Secure memory fixes

Fix some of the variables to be (s)size_t, so that more than 1GB of
secure memory can be allocated. The arena has to be a power of 2, and
2GB fails because it ends up being a negative 32-bit signed number.

The |too_late| flag is not strictly necessary; it is easy to figure
out if something is secure memory by looking at the arena. As before,
secure memory allocations will not fail, but now they can be freed
correctly.

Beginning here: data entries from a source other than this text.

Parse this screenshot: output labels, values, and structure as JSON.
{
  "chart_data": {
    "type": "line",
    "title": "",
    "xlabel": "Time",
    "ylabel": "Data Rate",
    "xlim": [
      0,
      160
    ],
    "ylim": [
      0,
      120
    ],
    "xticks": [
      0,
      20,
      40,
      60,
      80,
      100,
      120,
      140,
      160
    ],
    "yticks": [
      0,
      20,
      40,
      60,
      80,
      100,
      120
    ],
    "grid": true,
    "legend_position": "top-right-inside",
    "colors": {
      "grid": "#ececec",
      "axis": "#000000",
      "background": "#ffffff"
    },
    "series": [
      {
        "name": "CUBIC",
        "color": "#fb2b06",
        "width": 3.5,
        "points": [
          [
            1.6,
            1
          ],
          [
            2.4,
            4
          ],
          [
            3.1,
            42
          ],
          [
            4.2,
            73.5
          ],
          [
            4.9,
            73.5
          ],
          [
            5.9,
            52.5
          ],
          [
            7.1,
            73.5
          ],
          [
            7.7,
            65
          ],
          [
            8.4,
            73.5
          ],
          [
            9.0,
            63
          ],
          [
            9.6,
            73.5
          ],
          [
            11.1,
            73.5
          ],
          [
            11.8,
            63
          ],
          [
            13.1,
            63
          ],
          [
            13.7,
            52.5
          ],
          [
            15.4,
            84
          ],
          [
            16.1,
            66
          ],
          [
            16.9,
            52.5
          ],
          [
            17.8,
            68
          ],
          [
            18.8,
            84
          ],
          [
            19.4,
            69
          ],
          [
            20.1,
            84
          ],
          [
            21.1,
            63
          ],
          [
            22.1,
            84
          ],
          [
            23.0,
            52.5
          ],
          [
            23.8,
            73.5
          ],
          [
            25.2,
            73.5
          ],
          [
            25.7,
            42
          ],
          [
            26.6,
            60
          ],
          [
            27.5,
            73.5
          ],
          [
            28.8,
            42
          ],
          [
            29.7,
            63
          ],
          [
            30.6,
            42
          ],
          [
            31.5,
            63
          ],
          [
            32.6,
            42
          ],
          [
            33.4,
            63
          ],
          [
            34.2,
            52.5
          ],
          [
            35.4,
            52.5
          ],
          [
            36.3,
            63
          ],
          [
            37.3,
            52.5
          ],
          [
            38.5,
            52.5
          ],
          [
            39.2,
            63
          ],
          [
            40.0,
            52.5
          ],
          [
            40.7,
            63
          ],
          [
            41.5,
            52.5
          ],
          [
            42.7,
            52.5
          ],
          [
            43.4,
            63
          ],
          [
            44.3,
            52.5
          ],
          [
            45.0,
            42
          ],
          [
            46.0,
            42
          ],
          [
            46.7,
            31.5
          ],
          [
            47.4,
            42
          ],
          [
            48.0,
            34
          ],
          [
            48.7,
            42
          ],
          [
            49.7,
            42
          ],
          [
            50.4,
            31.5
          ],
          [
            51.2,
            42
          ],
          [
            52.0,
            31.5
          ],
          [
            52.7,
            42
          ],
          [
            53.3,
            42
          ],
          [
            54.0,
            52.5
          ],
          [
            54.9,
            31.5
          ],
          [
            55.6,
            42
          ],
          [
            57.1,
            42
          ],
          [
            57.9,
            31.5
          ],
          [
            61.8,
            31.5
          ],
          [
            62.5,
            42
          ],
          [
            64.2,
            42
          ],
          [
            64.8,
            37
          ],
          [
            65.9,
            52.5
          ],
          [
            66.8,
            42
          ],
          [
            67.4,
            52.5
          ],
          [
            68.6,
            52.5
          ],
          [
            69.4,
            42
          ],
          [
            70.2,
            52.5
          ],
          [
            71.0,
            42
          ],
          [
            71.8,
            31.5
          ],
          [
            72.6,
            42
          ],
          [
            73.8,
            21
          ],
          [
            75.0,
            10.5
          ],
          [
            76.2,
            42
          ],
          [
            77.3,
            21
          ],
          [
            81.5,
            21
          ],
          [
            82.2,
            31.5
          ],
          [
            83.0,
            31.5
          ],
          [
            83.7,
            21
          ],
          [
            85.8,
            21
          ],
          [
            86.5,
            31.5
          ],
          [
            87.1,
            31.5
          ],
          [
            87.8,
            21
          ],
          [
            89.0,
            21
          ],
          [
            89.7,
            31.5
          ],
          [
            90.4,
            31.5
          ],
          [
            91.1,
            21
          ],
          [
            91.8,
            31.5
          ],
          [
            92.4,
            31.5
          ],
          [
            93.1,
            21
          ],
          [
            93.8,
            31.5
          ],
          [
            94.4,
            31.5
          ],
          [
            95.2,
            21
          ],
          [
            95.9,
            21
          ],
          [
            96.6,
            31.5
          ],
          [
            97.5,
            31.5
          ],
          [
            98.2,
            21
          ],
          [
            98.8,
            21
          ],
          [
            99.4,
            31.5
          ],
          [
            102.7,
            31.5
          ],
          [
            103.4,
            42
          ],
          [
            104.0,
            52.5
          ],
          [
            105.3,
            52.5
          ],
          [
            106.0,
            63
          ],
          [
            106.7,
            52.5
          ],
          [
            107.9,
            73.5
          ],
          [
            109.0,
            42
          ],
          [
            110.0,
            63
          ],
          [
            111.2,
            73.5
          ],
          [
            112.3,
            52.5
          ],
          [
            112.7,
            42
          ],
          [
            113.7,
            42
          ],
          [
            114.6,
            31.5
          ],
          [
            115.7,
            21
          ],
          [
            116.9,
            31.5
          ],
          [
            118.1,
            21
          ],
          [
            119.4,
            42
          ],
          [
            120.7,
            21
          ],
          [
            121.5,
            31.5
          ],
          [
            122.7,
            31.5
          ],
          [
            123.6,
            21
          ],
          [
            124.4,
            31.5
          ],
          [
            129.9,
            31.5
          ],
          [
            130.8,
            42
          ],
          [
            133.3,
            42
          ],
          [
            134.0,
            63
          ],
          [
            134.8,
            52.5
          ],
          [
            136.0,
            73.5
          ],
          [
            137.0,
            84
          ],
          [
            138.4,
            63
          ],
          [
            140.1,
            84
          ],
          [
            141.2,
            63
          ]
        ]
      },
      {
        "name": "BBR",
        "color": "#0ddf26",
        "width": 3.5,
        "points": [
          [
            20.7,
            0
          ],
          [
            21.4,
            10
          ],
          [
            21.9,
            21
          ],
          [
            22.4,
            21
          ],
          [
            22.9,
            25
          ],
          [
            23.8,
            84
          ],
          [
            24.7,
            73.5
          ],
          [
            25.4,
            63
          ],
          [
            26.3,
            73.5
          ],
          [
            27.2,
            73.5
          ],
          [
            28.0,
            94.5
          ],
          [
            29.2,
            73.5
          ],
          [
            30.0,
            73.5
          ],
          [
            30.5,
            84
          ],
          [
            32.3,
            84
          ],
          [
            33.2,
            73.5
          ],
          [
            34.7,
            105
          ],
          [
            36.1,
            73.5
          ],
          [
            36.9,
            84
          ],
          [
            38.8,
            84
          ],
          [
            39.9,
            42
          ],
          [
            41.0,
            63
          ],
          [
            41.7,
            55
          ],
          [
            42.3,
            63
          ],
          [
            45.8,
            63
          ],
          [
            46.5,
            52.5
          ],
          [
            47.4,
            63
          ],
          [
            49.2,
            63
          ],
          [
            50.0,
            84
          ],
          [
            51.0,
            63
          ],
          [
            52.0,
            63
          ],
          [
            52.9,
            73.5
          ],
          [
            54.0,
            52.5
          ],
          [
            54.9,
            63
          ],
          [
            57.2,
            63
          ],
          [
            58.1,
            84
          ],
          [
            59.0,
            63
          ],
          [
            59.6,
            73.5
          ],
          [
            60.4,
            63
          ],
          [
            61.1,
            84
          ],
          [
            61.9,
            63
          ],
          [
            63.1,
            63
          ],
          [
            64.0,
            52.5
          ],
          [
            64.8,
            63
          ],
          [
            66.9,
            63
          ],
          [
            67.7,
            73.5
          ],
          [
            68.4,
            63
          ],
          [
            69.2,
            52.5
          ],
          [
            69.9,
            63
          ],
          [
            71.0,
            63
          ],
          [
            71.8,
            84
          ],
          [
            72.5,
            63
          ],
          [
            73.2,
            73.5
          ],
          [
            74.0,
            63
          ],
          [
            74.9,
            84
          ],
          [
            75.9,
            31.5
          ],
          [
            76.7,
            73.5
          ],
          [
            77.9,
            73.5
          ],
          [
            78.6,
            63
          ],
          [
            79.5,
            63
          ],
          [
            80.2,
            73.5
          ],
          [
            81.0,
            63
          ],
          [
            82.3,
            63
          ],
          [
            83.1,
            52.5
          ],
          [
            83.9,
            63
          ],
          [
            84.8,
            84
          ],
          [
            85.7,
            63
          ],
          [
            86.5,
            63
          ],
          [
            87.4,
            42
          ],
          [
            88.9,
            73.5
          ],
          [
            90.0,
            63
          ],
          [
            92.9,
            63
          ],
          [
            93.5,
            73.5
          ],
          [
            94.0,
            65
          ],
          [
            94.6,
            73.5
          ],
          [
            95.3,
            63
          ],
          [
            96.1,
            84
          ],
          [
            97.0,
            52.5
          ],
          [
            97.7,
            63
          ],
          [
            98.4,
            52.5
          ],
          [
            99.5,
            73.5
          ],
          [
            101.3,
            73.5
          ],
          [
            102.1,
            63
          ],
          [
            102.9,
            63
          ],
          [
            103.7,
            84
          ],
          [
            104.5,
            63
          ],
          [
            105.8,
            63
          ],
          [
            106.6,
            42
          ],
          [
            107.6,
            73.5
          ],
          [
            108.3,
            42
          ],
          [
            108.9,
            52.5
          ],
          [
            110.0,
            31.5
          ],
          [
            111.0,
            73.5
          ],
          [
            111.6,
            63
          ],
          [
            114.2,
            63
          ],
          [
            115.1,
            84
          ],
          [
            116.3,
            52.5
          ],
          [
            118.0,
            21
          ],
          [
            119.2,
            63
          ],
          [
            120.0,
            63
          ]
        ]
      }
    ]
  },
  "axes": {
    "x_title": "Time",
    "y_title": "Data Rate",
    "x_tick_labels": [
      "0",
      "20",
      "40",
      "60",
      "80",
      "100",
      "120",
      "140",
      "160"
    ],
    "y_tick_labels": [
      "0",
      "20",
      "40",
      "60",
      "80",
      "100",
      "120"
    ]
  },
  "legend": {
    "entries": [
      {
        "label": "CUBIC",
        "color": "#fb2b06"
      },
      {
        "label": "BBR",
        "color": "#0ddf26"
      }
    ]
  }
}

Once initialized, secure memory can still be used, even if
allocations occured before initialization.

Reviewed-by: Richard Levitte <levitte@openssl.org>
Reviewed-by: Rich Salz <rsalz@openssl.org>

1 files changed, 67 insertions, 6 deletions

diff --git a/test/secmemtest.c b/test/secmemtest.c
index 7a772917f9..523dffa5ee 100644
--- a/test/secmemtest.c
+++ b/test/secmemtest.c
@@ -1,32 +1,93 @@
 
 #include <openssl/crypto.h>
 
+#define perror_line()    perror_line1(__LINE__)
+#define perror_line1(l)  perror_line2(l)
+#define perror_line2(l)  perror("failed " #l)
+
 int main(int argc, char **argv)
 {
 #if defined(OPENSSL_SYS_LINUX) || defined(OPENSSL_SYS_UNIX)
-    char *p = NULL, *q = NULL;
+    char *p = NULL, *q = NULL, *r = NULL, *s = NULL;
 
+    r = OPENSSL_secure_malloc(20);
+    /* r = non-secure 20 */
+    if (r == NULL) {
+        perror_line();
+        return 1;
+    }
     if (!CRYPTO_secure_malloc_init(4096, 32)) {
-        perror("failed");
+        perror_line();
+        return 1;
+    }
+    if (CRYPTO_secure_allocated(r)) {
+        perror_line();
         return 1;
     }
     p = OPENSSL_secure_malloc(20);
+    /* r = non-secure 20, p = secure 20 */
     if (!CRYPTO_secure_allocated(p)) {
-        perror("failed 1");
+        perror_line();
+        return 1;
+    }
+    /* 20 secure -> 32-byte minimum allocaton unit */
+    if (CRYPTO_secure_used() != 32) {
+        perror_line();
         return 1;
     }
     q = OPENSSL_malloc(20);
+    /* r = non-secure 20, p = secure 20, q = non-secure 20 */
     if (CRYPTO_secure_allocated(q)) {
-        perror("failed 1");
+        perror_line();
+        return 1;
+    }
+    s = OPENSSL_secure_malloc(20);
+    /* r = non-secure 20, p = secure 20, q = non-secure 20, s = secure 20 */
+    if (!CRYPTO_secure_allocated(s)) {
+        perror_line();
+        return 1;
+    }
+    /* 2 * 20 secure -> 64 bytes allocated */
+    if (CRYPTO_secure_used() != 64) {
+        perror_line();
         return 1;
     }
     OPENSSL_secure_free(p);
+    /* 20 secure -> 32 bytes allocated */
+    if (CRYPTO_secure_used() != 32) {
+        perror_line();
+        return 1;
+    }
     OPENSSL_free(q);
-    CRYPTO_secure_malloc_done();
+    /* should not complete, as secure memory is still allocated */
+    if (CRYPTO_secure_malloc_done()) {
+        perror_line();
+        return 1;
+    }
+    if (!CRYPTO_secure_malloc_initialized()) {
+        perror_line();
+        return 1;
+    }
+    OPENSSL_secure_free(s);
+    /* secure memory should now be 0, so done should complete */
+    if (CRYPTO_secure_used() != 0) {
+        perror_line();
+        return 1;
+    }
+    if (!CRYPTO_secure_malloc_done()) {
+        perror_line();
+        return 1;
+    }
+    if (CRYPTO_secure_malloc_initialized()) {
+        perror_line();
+        return 1;
+    }
+    /* this can complete - it was not really secure */
+    OPENSSL_secure_free(r);
 #else
     /* Should fail. */
     if (CRYPTO_secure_malloc_init(4096, 32)) {
-        perror("failed");
+        perror_line();
         return 1;
     }
 #endif